Jeremy Clarke Jeremy Clarke

The joy of red wine

Pretty much overnight, I have developed a taste for it — and life has become easier

(Photo by Chris J Ratcliffe/Getty Images)

Everything is happening so fast. First we were put under a night curfew. A few days later M. Macron announced another lockdown. Then, pretty much overnight, I developed a taste for red wine. The Damascene conversion was a bottle of Clos de l’Ours, a local vineyard. It was pricey admittedly, even when bought direct from the vigneron’s shop, but it was a gateway. Now I’m guzzling red.

It’s like finally liking sausages after a lifetime’s aversion. The suddenness and completeness of the conversion I can only put down to an organic deterioration in the brain. Old age, perhaps. Or years of drinking this unpretentious, paralysing brand of gin that is found on French supermarket shelves: it’s called ‘GIN’.
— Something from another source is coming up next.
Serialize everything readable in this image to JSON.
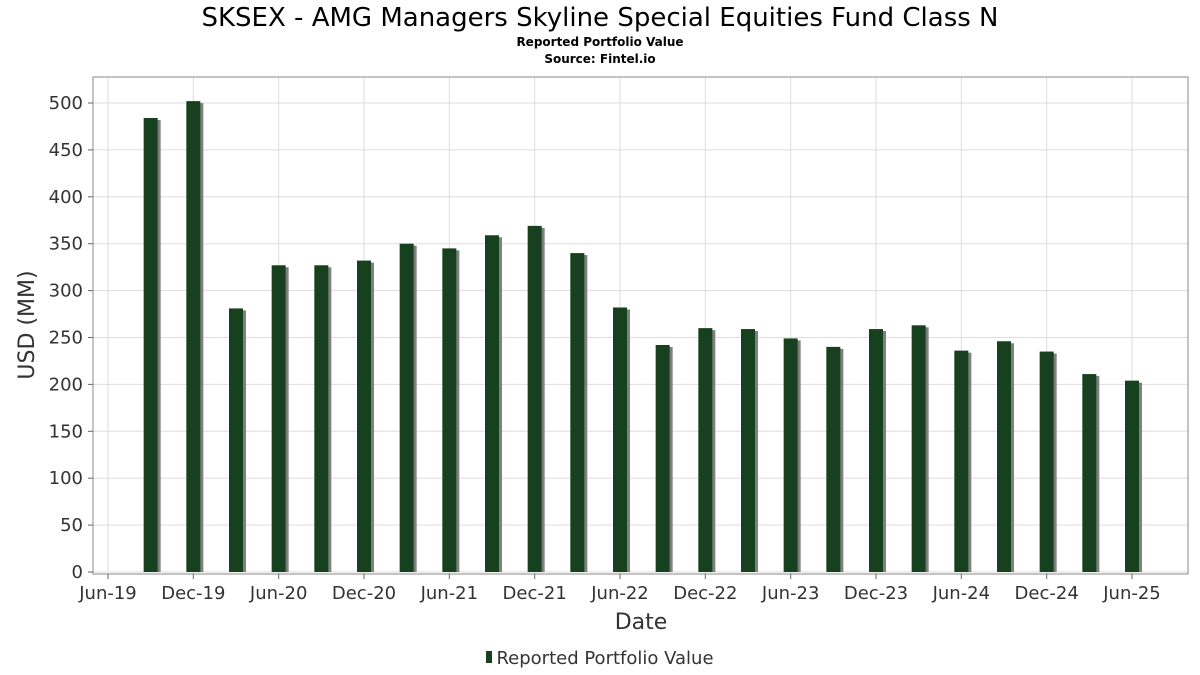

Red wine people don’t get pissed, they are beatified

Saying yes to red makes life easier. Once they recognise a fellow capitulator at the table, red wine people slosh it into your glass without asking. I like that. Red wine people don’t talk endlessly about what they are going to have. Red wine people don’t bore on about loving wine in the same way that hacks never bore on about loving literature. The subject doesn’t come up because it’s taken as read. Red wine people have decided they need look no further. Red wine people don’t sip, they knock it back. Red wine people don’t get pissed, they are beatified. The Provençals hereabouts don’t like white wine because, they say, it gives them a headache. Therefore red wine people, even those who have chosen to remain English, are assimilated.

Not a fortnight into my rebirth as a late-stage wino, however, there was yet another dramatic alteration in the tempo and quality of our days. Already I can barely remember a time when I didn’t drink red wine.